A Human Right To Die for the Chance to Clean Toilets
Apr 27th, 2010 | By Michel Marizco | Category: General News, Immigration, Politics







The outrage has simmered throughout the country for a few days now, with activists calling for a boycott of Arizona after the passage of the first state bill in the nation that criminalizes illegal immigrants. The loudest voices seem to think the status quo of sustaining what's essentially a slave labor class is a solution. Well, no; it's not.
Most of the economic threats I'm reading about this morning are weak bluster with no teeth, particularly the loudest voices, the San Francisco, Calif., Board of Supervisors and the League of United Latin American Citizens.
I'll put aside my most immediate concerns for the moment about 1070, the threat of racial profiling and the challenge to Fourth Amendment protections for U.S. citizens; because these two boycott threats in particular are focusing on illegal immigration.
Here's a San Francisco Supervisor being interviewed:
Immigration should be treated "not as a police enforcement issue, but as a human rights issue, as a social issue," Supervisor John Avalos tells the San Francisco Chronicle.
Think about what they're saying here. They don't seem to have the slightest idea of what people go through to get into this country and get a job scrubbing our toilets. Every year, some 300,000 people cross the border illegally into the United States. On average, one dies about every day. They come into the U.S. undocumented, take poorly-paying jobs with little or no basic benefits like health care and live in slum conditions. Another average of one a day die in these jobs because there's little federal oversight into working conditions. Those with legitimate employment pay into a Social Security fund they will never see a nickel of because they are equipped with someone else's Social Security number. Illegal migrants are exploited; and this is a human right?
Illegal immigrants are shit upon by every facet of society.
The liberal bastion that complain about East L.A. sweatshops and unfair labor laws are the first to clamor on about "human rights" every time U.S. Immigration and Customs Enforcement pull a workplace raid as if sustaining a slave labor class is acceptable.
The conservatives, those who aren't simply racist, see no problem employing illegal immigrants at reduced costs using the pretext that nobody works harder than a Mexican.

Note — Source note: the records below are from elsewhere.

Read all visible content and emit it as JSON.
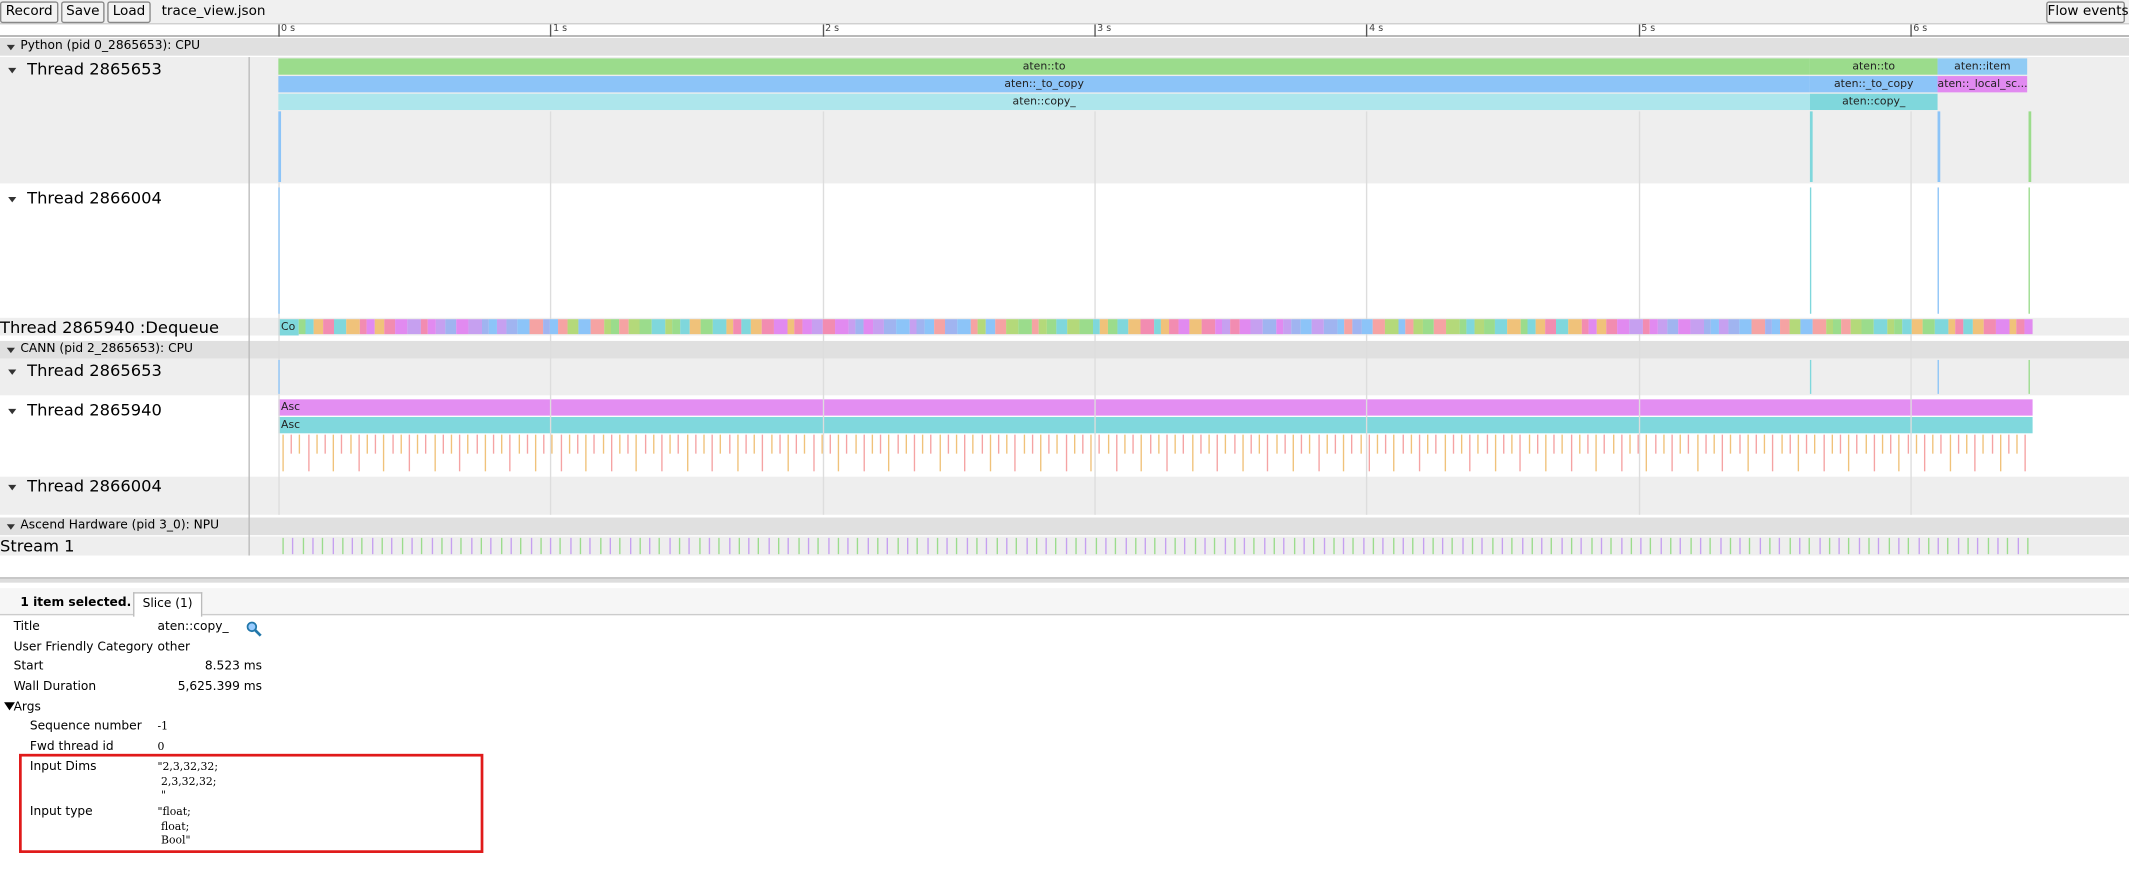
{
  "toolbar": {
    "buttons": [
      "Record",
      "Save",
      "Load"
    ],
    "filename": "trace_view.json",
    "flow_events": "Flow events"
  },
  "ruler": {
    "ticks": [
      "0 s",
      "1 s",
      "2 s",
      "3 s",
      "4 s",
      "5 s",
      "6 s"
    ]
  },
  "processes": [
    {
      "title": "Python (pid 0_2865653): CPU",
      "threads": [
        {
          "name": "Thread 2865653",
          "slices": [
            "aten::to",
            "aten::to",
            "aten::item",
            "aten::_to_copy",
            "aten::_to_copy",
            "aten::_local_sc...",
            "aten::copy_",
            "aten::copy_"
          ]
        },
        {
          "name": "Thread 2866004"
        },
        {
          "name": "Thread 2865940 :Dequeue",
          "slices": [
            "Co"
          ]
        }
      ]
    },
    {
      "title": "CANN (pid 2_2865653): CPU",
      "threads": [
        {
          "name": "Thread 2865653"
        },
        {
          "name": "Thread 2865940",
          "slices": [
            "Asc",
            "Asc"
          ]
        },
        {
          "name": "Thread 2866004"
        }
      ]
    },
    {
      "title": "Ascend Hardware (pid 3_0): NPU",
      "threads": [
        {
          "name": "Stream 1"
        }
      ]
    }
  ],
  "details": {
    "selection": "1 item selected.",
    "tab": "Slice (1)",
    "rows": [
      [
        "Title",
        "aten::copy_"
      ],
      [
        "User Friendly Category",
        "other"
      ],
      [
        "Start",
        "8.523 ms"
      ],
      [
        "Wall Duration",
        "5,625.399 ms"
      ]
    ],
    "args_label": "Args",
    "args": [
      [
        "Sequence number",
        "-1"
      ],
      [
        "Fwd thread id",
        "0"
      ],
      [
        "Input Dims",
        "\"2,3,32,32;\n 2,3,32,32;\n \""
      ],
      [
        "Input type",
        "\"float;\n float;\n Bool\""
      ]
    ]
  }
}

The Mexican government, always silent about its people's living conditions in the U.S., now complain that 1070 is dangerous to its citizenry. This method of passage into the U.S. is apparently of no concern to Mexico City:
Earlier this month, I covered a story in Phoenix about a shuttle van smuggling case that the Feds took down. The arrests swept across Arizona with more than 50 people taken down and came within two days of the state senate's approving 1070. At a press conference I covered later that day, Assistant ICE Secretary John Morton was asked about 1070 and the idea of Arizona enforcing federal immigration law.
"We need federal comprehensive immigration reform," Morton responded. "What we don't need is a patchwork of state laws."

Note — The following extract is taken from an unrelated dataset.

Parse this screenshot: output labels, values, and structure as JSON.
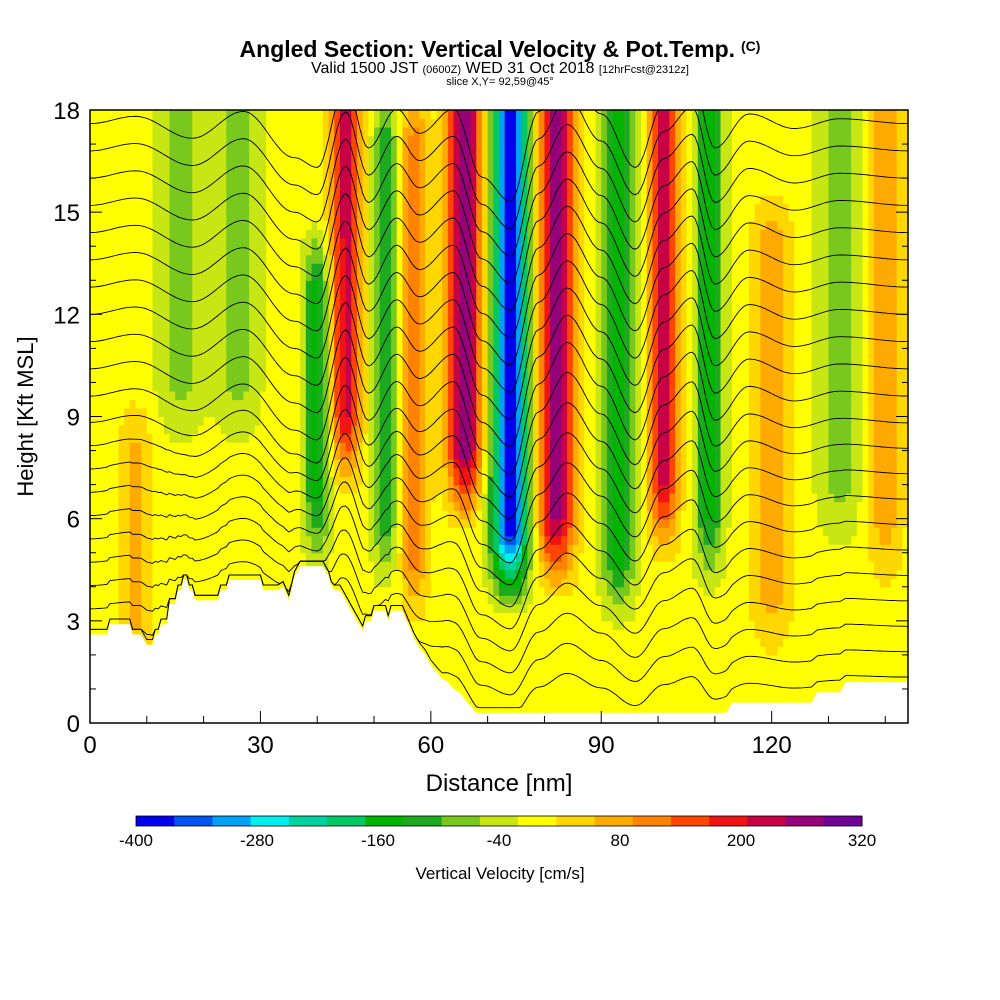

He's right; so where is it? I've been hearing about federal comprehensive immigration reform since January 2004 when Pres. George Bush gave his famous "our borders are broken" speech.
With the passage of the healthcare bill last month, it was believed Obama would start in on immigration reform because of the healthcare bill's backing by the Hispanic Caucus.
Senate Majority Leader Harry Reid swore two weeks ago that immigration reform would be introduced to the Senate floor in 2010. He's wrong. Congress is tackling jobs and energy legislation right now, then the Supreme Court nominations are coming up in the summer. By the fall, when Congress returns from vacation, mid-term elections will be coming up and every legislator will be busy campaigning.
Of course, that was before 1070 became a real issue. Arizona just lobbed a frag grenade into the comfort policy of ignoring illegal immigrants. People around the country are hell-bent on punishing Arizona for the bill but so far, there has been no other action taken that comes close to forcing the management of immigration out of the shadows and onto the table.